Pada vial 1, 2, dan 3 banyak hasil pita yang didapatkan sebanyak 2. Pada vial 1 warna pita yang
dihasilkan biru tua dan hijau gelap. Pada vial 2 warna pita yang dihasilkan biru dan hijau gelap.
Pada vial 3 warna pita yang dihasilkan biru dan jingga kecoklatan. Selanjutnya dilakukan proses
pemurnian sampel hasil dari kromatografi kolom menggunakan metode rekristalisasi. vial sampel
kelompok kami, tidak ditemukan adanya kristal yang terbentuk.
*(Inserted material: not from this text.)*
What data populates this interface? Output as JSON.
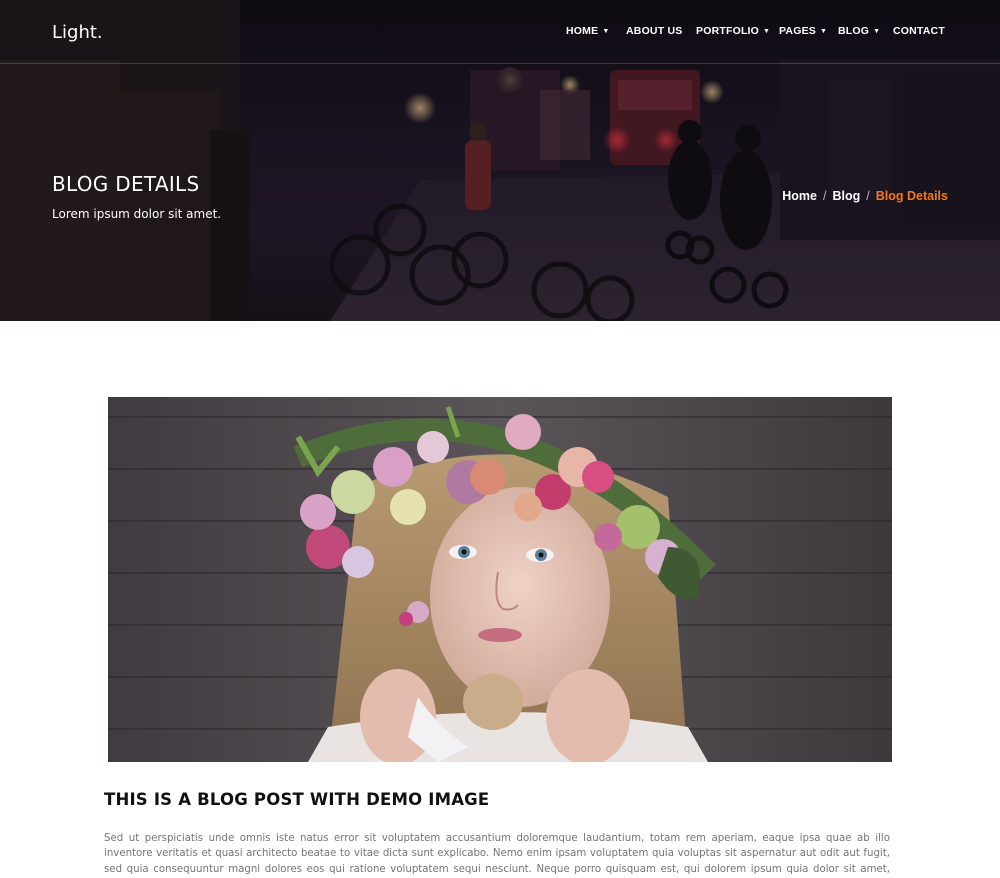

Karena itu, kami melakukan
rekristalisasi pada sampel yang sudah terbentuk kristal yaitu pada sampel Temu kunci kelompok
2A. Kristal yang terbentuk karena penguapan pelarut yaitu etil asetat berwarna kuning kecoklatan.
Hal ini sudah sesuai dengan literatur yang mengatakan bahwa kristal flavonoid yang terbentuk
berwarna kuning. Diduga kristal ini adalah kristal flavonoid pada Temu Kunci senyawa golongan
flavanon yaitu 5-hidroksi-7-metoksi flavanon (Pinostrobin).